もしかしたら、あれよりもひどいこと、言われてたのかもしれない。
 「由依子、おい……」
 「やだっ」
 あたしの手首をつかもうとした梁江の手を、思い切り振り払う。やだ。やだやだ。怖い。また、あんなふうに言われたら。また、あんな
ふうに、気持ちを踏みにじれられたら―――。
 「やめて、あたしに話しかけないで。嫌なの。嫌いなの。アンタのこと、大っ嫌いなの!」
 思わず大声を出してしまったから、周りにいた人たちが何事かという表情であたしと梁江のことを見ている。

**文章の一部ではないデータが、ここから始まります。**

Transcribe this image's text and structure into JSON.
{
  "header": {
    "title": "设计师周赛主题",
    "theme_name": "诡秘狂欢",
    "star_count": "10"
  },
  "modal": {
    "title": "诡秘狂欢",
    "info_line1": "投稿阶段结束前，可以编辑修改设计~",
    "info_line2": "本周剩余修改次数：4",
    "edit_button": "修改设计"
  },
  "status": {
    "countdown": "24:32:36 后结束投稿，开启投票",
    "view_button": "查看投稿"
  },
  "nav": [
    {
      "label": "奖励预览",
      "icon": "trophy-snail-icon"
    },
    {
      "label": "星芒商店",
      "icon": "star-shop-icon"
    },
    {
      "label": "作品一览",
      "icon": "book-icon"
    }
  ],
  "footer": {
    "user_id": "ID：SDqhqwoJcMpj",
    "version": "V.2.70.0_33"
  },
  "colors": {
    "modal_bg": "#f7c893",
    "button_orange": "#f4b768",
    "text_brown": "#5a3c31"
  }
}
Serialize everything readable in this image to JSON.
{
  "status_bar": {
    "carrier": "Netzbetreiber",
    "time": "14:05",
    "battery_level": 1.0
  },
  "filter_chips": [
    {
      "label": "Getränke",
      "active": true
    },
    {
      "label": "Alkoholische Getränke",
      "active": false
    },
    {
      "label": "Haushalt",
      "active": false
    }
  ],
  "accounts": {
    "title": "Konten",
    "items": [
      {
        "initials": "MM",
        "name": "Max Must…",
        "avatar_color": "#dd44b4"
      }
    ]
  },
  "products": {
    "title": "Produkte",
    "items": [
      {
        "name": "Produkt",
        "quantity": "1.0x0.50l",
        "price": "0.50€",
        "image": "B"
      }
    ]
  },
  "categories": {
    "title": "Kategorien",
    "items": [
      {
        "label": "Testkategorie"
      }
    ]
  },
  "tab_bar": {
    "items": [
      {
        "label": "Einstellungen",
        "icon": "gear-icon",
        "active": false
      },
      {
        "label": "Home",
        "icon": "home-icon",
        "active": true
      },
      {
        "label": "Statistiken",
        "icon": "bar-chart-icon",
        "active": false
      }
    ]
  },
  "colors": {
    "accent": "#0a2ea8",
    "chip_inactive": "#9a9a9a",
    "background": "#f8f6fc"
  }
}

 「ちょっと待てよ、なんだよそれ。俺がなにしたって……」
 「はいはい、ちょっとストップね。梁江、あんまり由依子のこと苛めないで」
 梁江が声を荒げかけたとき、あいこがあたしと梁江の間に入ってくれた。泣きそうになっているあたしを見て、あいこが優しく微笑んで
くれる。
 「ねえ梁江。あんたが由依子に何をしたか、覚えてないならべつにいいのよ。でも、確かに由依子は、梁江のせいで傷ついたの。だから、
必要以上に関わらないであげて。お願い」
 「……」
 梁江は絶句していた。何を言っているかわからない、という顔だ。本当にわからないのだ、この人は。
 「由依子。ちょっと、廊下行こっか。先生来たら、由依子が具合悪いから、あたしが保健室連れてったって言ってくれる?」
 あいこは近くにいた女子にそう声をかけて、あたしの腕をつかんだ。あたしはゆっくりと立ち上がって、あいこの後についていく。
 ―――やさしいな、あいこは。
 そう思ったら、あたしは思わず泣けてきてしまった。
 
 
 
 
 「あれだけ言えば、あいつももう由依子に絡まないでしょ。ったく、何なんだろうね、あいつは」
 あいこはあたしの想像以上に梁江に腹を立てていた。もう1時間目が始まったけど、あたしとあいこは人気のない廊下のベンチに座って
話をしていた。
 「ありがとね、ほんと。やっぱり、梁江本人を目の前にしたらさ、なかなか言えないもんだよね」
 あたしはすっかり泣き止んで、いつもの調子を取り戻した。あいこがあんなふうに言ってくれたから、ちょっとだけすっきりしたのだ。
 「毎朝だもんね。梁江のやつ、いまになって由依子に惚れたんじゃないの?」
 「やだ、やめてよ。それ、冗談でも嫌」
 「ごめんごめん。ちょっと思っただけだから、気にしないで」
 あいこが笑ってあたしの頭をポンポンと優しく叩いた。そして、形のいい唇の端を上げて、きれいに笑う。
 「あたしもあいこくらい可愛かったら、よかったのになあ」
 「なに言ってんの。由依子のほうが、ずっと可愛い。由依子は、性格がほんとに可愛いもん。もちろん、顔も可愛いけどね」
 「……そんなことないよ。もしあたしが可愛かったら、あのとき、梁江に傷つけられずに済んだもん」
 「あのときは、さ。梁江、子供だったんだと思うよ。だいたいあれ、本心だったのかなあ?って思う。友達の前だったから、調子に乗って
言い過ぎただけじゃないのかって」
 「……」
 「あたしね、いまだから言えるけど、中学のときの由依子と梁江、両想いだったと思う。梁江だって由依子のこと好きだったんだよ、
きっと。あたしは二人のこと見てて、そう思ってた」
 あいこは一つ一つ言葉を選ぶようにゆっくりと言った。あいこがこんなことを思っていたなんて知らなかったから、なんて言っていいか
わからない。
 「まあ、本当に今更なんだけどね。だからって由依子が、梁江を許せるはずないだろうし」
 そろそろ戻ろっか、とあいこが立ち上がる。「うん」と言ってあたしも立ち上がった。どこかの教室から、先生の声が聞こえてくる。
 
 あいこの言葉を鵜呑みにするわけじゃないけれど、それでもあたしの心の中はさっきとどこか違ってきていた。
 ―――梁江だって由依子のこと好きだったんだよ、きっと。あたしは二人のこと見てて、そう思ってた。
 そんなこと、一度だって考えたことなかった。
 もし、本当にそうだったなら。あのとき、あたしがあの話を聞かなければ。状況は、いまと全然違っていたのに。
 
  すこしの歓喜と、すこしの後悔を抱えて、あたしとあいこはとりあえず教室に戻ることにした。
 傷跡がほんのすこしだけ癒えた気がしたのは、梁江にはっきり言ったからなのか、それとも、さっきのあいこの言葉のおかげなのか。
 あたしはちょっと考えてみたけれど、さっぱりわからなかった。